Il sistema della medicina territoriale rappresenta un’opportunità informativa interessante. Ai medici di base e ai pediatri di libera scelta le persone si indirizzano alla comparsa di sintomi di qualsiasi natura ed essi sono in grado di riconoscere quadri sindromici riconducibili a Covid-19 e di darne comunicazione immediata (sono quasi tutti in rete), segnalandone i livelli di gravità. Se non si riuscisse a gestire il flusso informativo per l’intero sistema ci si potrebbe riferire a un campione rappresentativo territorialmente. In effetti, fra i nove indicatori riferiti all’intensità di trasmissione del virus e alla tenuta dei servizi sanitari è compreso ‘Numero di casi riportati alla sorveglianza sentinella Covid-net’ basato proprio su una rete di medici di base con adesione volontaria. Purtroppo, esso è indicato come opzionale ed esplorando i siti del Ministero della salute e dell’Istituto superiore di sanità non si trovano dati.

I tracciamenti possono segnalare l’emergere di focolai le cui componenti sono la densità e appunto la catena di trasmissione. Sui tracciamenti originati dalle segnalazioni delle persone positive ai test e sulle app specifiche si è investito molto poco.

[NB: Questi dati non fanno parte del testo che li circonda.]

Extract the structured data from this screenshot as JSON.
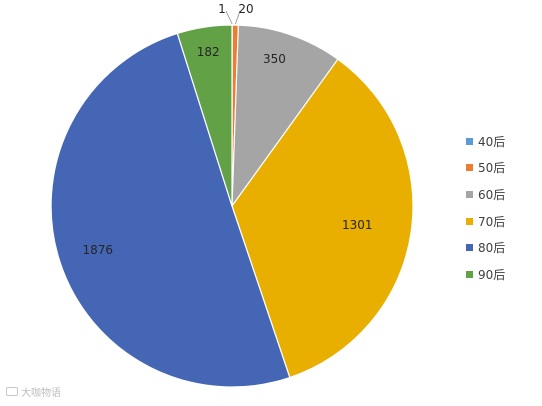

Conclusioni. È ormai tempo di ridefinire un set di indicatori pertinenti per una corretta e tempestiva valutazione del rischio epidemico. Dovrebbe essere predisposto un quadro definitorio non ambiguo. Gli operatori addetti alla raccolta e alla trasmissione dei dati dovrebbero essere selezionati e formati opportunamente. Andrebbero previsti controlli di qualità, anche a campione. Dovrebbero essere valorizzati i big data e in generale le tecnologie (Alleva G. e Zuliani A., Orientarsi nella pandemia Covid-19: i dati necessari, Bancaria, n. 6, 2021). Le valutazioni sarebbero più fondate e sperabilmente trasparenti. Si avrebbe una maggiore uniformità di comportamenti da parte delle regioni. Si accrescerebbe la fiducia dei cittadini nelle istituzioni, necessaria per uscire al più presto dall’epidemia.

 

*I due autori, fin da marzo 2020, con articoli su riviste, interventi sui media e interviste, sono impegnati a promuovere la progettazione di un sistema informativo multi-fonte su Covid-19, a sostegno della comprensione e delle decisioni.